By the time Johnston pleaded guilty and came up for sentencing, the only unanswered question was motivation. The indictment used the word “scheme” repeatedly, implying that he had plotted to hide his own culpability and make himself into a hero (for example, by allowing McNulty to sift through the evidence and discover the M651 casing). “It’s not atypical for people trying to pass themselves off as whistleblowers to make public remarks and try to put the focus on other people,” assistant special counsel James Martin told me later. This theory requires people to believe that Johnston knew about the use of pyrotechnics from the beginning. Even if he had been at the meeting with the HRT in November 1993, he and the other members of the trial team, including the Jahns, were obviously confused by the semantics employed by the rescue team members, which used a number of terms interchangeably—military rounds, cupcakes, bubbleheads, incendiaries, hot gas, and penetrators. At one Quantico meeting, LeRoy Jahn had asked, “What is a cupcake round?” Apparently no one had used the correct name—pyrotechnics. There is no reason to believe that Johnston attributed any significance to the terms until after McNulty discovered the M651 shell.
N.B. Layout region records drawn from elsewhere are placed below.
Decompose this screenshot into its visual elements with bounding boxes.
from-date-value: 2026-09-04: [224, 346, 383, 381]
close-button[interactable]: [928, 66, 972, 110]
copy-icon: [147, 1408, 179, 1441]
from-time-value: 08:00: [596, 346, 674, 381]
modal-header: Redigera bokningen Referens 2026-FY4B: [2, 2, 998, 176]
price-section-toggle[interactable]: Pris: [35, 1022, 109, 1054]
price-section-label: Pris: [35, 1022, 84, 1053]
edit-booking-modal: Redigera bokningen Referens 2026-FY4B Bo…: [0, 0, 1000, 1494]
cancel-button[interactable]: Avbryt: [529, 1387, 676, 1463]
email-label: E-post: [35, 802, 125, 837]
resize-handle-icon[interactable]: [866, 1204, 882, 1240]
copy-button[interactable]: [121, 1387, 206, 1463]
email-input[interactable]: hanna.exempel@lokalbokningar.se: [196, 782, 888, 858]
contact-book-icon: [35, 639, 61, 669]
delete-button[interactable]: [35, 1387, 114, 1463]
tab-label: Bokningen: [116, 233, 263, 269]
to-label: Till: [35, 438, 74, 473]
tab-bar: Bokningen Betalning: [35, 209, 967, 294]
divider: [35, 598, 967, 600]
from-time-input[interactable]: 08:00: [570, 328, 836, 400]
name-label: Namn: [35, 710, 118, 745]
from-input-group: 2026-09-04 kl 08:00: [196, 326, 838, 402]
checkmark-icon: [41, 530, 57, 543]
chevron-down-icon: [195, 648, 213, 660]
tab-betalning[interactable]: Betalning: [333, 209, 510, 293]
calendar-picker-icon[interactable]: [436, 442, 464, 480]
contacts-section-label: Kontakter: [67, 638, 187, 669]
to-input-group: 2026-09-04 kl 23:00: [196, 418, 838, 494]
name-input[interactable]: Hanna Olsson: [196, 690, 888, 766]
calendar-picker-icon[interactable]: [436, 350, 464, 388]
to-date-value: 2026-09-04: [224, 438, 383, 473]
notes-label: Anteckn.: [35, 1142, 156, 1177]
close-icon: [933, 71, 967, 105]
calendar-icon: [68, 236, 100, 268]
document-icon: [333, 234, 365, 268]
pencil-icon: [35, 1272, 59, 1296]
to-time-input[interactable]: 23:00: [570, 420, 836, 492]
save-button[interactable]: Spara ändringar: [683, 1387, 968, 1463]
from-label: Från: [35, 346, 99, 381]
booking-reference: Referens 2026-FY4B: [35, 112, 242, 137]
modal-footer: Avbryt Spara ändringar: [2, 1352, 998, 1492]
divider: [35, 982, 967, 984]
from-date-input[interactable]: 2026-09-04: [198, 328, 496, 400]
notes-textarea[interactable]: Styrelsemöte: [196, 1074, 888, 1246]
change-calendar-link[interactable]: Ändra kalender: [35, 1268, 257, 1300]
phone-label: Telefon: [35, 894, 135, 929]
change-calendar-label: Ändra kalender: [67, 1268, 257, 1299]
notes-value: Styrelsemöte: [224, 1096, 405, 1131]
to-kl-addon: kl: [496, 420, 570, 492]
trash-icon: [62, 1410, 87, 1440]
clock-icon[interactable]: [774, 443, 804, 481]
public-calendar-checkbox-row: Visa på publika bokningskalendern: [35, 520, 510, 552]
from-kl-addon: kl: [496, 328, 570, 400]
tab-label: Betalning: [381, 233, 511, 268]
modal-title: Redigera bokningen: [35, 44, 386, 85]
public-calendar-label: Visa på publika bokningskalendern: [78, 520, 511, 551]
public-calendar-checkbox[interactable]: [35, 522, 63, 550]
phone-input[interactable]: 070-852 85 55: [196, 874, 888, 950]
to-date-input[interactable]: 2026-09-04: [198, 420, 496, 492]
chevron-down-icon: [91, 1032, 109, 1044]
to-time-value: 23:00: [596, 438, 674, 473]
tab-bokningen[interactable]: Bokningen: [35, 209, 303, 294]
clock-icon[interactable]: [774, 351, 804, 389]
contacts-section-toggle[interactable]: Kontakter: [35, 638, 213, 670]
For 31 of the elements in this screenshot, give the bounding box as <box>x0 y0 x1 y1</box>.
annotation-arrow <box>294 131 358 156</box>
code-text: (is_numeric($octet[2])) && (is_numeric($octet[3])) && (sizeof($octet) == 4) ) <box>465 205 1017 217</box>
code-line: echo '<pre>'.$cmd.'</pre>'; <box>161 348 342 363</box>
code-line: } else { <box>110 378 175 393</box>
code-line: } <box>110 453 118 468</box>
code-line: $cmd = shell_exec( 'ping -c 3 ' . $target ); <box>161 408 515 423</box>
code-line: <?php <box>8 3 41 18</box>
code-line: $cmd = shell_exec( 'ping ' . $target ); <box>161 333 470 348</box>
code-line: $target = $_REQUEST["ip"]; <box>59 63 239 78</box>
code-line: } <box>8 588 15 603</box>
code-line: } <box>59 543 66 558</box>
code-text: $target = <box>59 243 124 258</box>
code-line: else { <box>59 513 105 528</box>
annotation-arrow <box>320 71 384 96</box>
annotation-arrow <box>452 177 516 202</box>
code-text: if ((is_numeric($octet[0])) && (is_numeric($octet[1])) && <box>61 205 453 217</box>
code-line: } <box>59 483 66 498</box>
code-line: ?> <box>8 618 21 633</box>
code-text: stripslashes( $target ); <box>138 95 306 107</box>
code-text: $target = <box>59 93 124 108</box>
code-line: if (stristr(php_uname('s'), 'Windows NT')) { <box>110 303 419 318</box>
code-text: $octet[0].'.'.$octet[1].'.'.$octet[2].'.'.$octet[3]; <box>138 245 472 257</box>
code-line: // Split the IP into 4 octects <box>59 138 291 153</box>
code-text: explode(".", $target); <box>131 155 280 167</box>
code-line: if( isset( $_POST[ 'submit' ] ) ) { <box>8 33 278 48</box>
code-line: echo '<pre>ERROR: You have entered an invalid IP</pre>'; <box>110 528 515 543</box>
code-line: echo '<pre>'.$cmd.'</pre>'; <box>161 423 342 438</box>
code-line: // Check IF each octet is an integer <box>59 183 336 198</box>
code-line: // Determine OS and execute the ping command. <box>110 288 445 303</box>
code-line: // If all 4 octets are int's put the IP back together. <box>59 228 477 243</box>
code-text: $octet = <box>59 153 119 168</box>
After listening to both sides, Judge Shaw decided that Johnston was motivated by nothing more sinister than survival. Though his crime was real, it did not rise to the level of a Machiavellian plot or deserve a prison term. Instead, the judge gave him two years probation. It was a victory, but I didn’t feel like celebrating. The case never should have been pursued.

If Danforth had been truly pursuing wrongdoers, there were plenty to choose from:

• The ATF commanders, Chuck Sarabyn and Phillip Chojnacki. The Texas Rangers filed federal charges of lying to investigators against both men. They were fired by the ATF but later rehired. Justice declined to prosecute.

• FBI commander Richard Rogers, who gave the order for the HRT to fire pyrotechnics, then remained silent while his superiors denied that pyrotechnics had been used. Justice declined to prosecute.

• The Jahns. The Office of Special Counsel recommended that they be removed from their jobs. Justice declined either to fire or to prosecute them.

• James Cadigan, an FBI crime-scene investigator who made a note about a “40 mm gas grenade,” then concealed the notepad in his attic for seven years. “Putting notes relating to one of the most significant investigations in FBI history in an attic is highly suspicious,” the Office of Special Counsel observed. Justice declined to prosecute.

• Jacqueline Brown, an FBI lawyer who knew about the use of pyrotechnics but failed to pass on the information to Justice and then lied at least four times to the special counsel. Justice declined to prosecute.

But each of these wrongdoers got the benefit of the doubt. There was no government cover-up or conspiracy, Danforth concluded, just “human foible.” Of Jacqueline Brown, Danforth writes, “I believe what happened in this case was that this fairly young lawyer simply goofed, simply failed to do an adequate job.” Honest or even bad mistakes, the special counsel decided, are not evil, merely human.

Not if your name is Bill Johnston. Not if you’re a maverick. Not if you’re a whistleblower. Not if you tell the truth about the FBI. Not if you’re the only guy who doesn’t have friends in Washington. No one connected to the horror of Waco comes off clean. Nobody escapes censure. And Bill Johnston, the one person who did demonstrate honor and integrity, is the one who is punished. Somewhere, David Koresh is smiling.